Gençlerin niye ateist, deist olduğuna pek de şaşırmıyorum artık. İslam’ın global bir din olduğunu ve tüm asırlara hitap ettiğini Biz anlayamadık. Anlayamadığımız şeyi yaşayamadık. Dolayısıyla yaşayamadığımız şeyi de anlatamadık.
Gelelim bu konunun psikolojik boyutuna. Değil 6 yaş, 16 yaşında bir çocuğun biyolojik ve psikolojik sağlığı açısından evli olması doğru değildir. Evlilik, genç bir yetişkinin kendi iradesiyle “ben bu kişiyle yol yürümek istiyorum” dediğinde oluşabilecek bir kurum. Anne-baba tavsiyesi muhakkak olur, lakin anne- baba “kararı” ile atılacak bir imza olmamalı.
Bununla birlikte evliliğe karşı çıkıp daha ortaokul/lise çağındaki gençlerin cinsellikte özgür olmasını savunan kafayı da anlamıyorum. Bu yaşlarda evlilik nasıl ki “istismar” ise aktif cinsel hayat da öylesi bir istismar ve şiddettir.
Gelelim kişiler/kurumlar meselesine. Şu kafadan çıkmamız lazım.

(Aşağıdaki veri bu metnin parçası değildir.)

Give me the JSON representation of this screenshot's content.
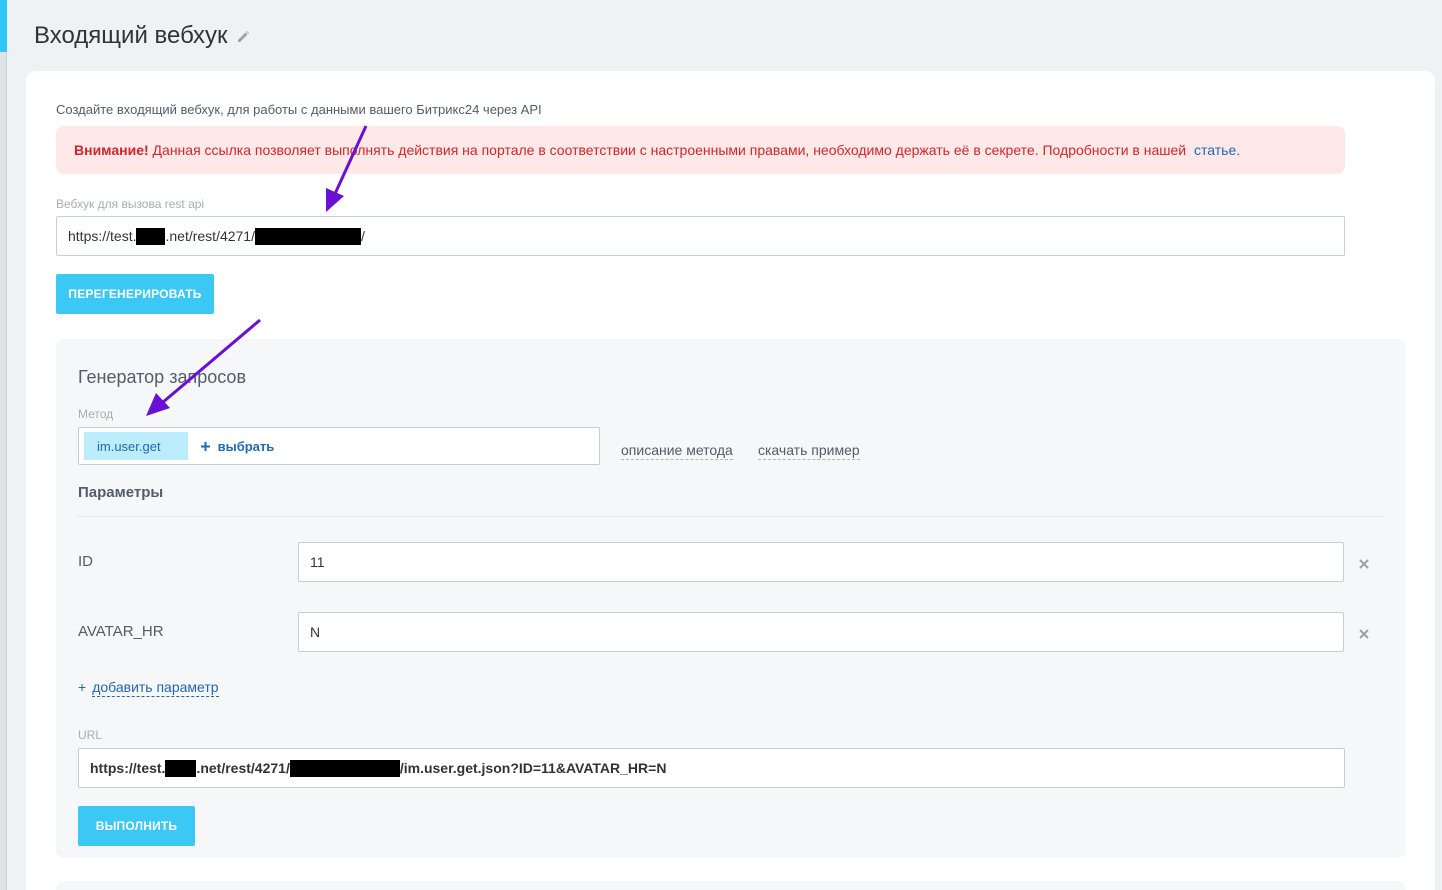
{
  "page": {
    "title": "Входящий вебхук",
    "intro": "Создайте входящий вебхук, для работы с данными вашего Битрикс24 через API"
  },
  "alert": {
    "bold": "Внимание!",
    "text": " Данная ссылка позволяет выполнять действия на портале в соответствии с настроенными правами, необходимо держать её в секрете. Подробности в нашей",
    "link": "статье",
    "tail": "."
  },
  "webhook": {
    "label": "Вебхук для вызова rest api",
    "url_prefix": "https://test.",
    "url_middle": ".net/rest/4271/",
    "url_suffix": "/",
    "regenerate_label": "ПЕРЕГЕНЕРИРОВАТЬ"
  },
  "generator": {
    "title": "Генератор запросов",
    "method_label": "Метод",
    "method_value": "im.user.get",
    "method_select": "выбрать",
    "describe_link": "описание метода",
    "download_link": "скачать пример",
    "params_title": "Параметры",
    "params": [
      {
        "name": "ID",
        "value": "11"
      },
      {
        "name": "AVATAR_HR",
        "value": "N"
      }
    ],
    "add_param_plus": "+",
    "add_param": "добавить параметр",
    "url_label": "URL",
    "url_prefix": "https://test.",
    "url_middle": ".net/rest/4271/",
    "url_suffix": "/im.user.get.json?ID=11&AVATAR_HR=N",
    "execute_label": "ВЫПОЛНИТЬ"
  },
  "colors": {
    "accent": "#3bc8f5",
    "alert_bg": "#ffe8e8",
    "alert_text": "#d0262c",
    "link": "#2067b0",
    "arrow": "#6a0fd4"
  },
  "icons": {
    "title_edit": "pencil-icon",
    "param_remove": "close-icon",
    "annotation": "arrow-icon"
  }
}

Diyelim ki kendini Müslüman diye tanımlayan biri bir terör faaliyetinde bulunuyor. Bunun adı “islami terör” değildir, sadece terördür. Çünkü birinin yanlışı islamı bağlamaz. O kişiyi bağlar. Bunun gibi olaylarda da kişilerin hatası o kurumun tüm müntesiplerinin yönelimi bu olmadıkça o kurumu bağlamaz. İslamı hiç bağlamaz. Böyle olaylar üzerinden dindarlara sataşmaya, etiketlemeye çalışmak ancak zavallı insanların işidir.
Bununla birlikte her zaman söylediğim ve daha önce Elmalı davasında hep birlikte gördüğümüz gibi olaylar bazen bize yansıtıldığı gibi olmayabilir. Sakince yargı sürecinin sonucunu beklemek, kişileri henüz kanıtlanmamış suçlarla etiketlememek, insanların onurunu incitmemek en insani görevimizdir. Biz ne yapabiliriz sorusunun ilk ve insanlık açısından en önemli adımı budur. Çocuklarımız için yapabileceğimiz şeyse insan olmayı, ahlakı, islamı “doğru” anlamak ve doğru yaşamak. O zaman dünya bambaşka olacak zaten...
Son olarak; tarikatlar, cemaatler toplumun sorumluluklarını üstüne alınan vakıflar, dernekler “Ticari kaygı” yerine gerçekten işlerini hakkıyla yapmış olsalardı bu tür olaylarla karşılaşmazdık.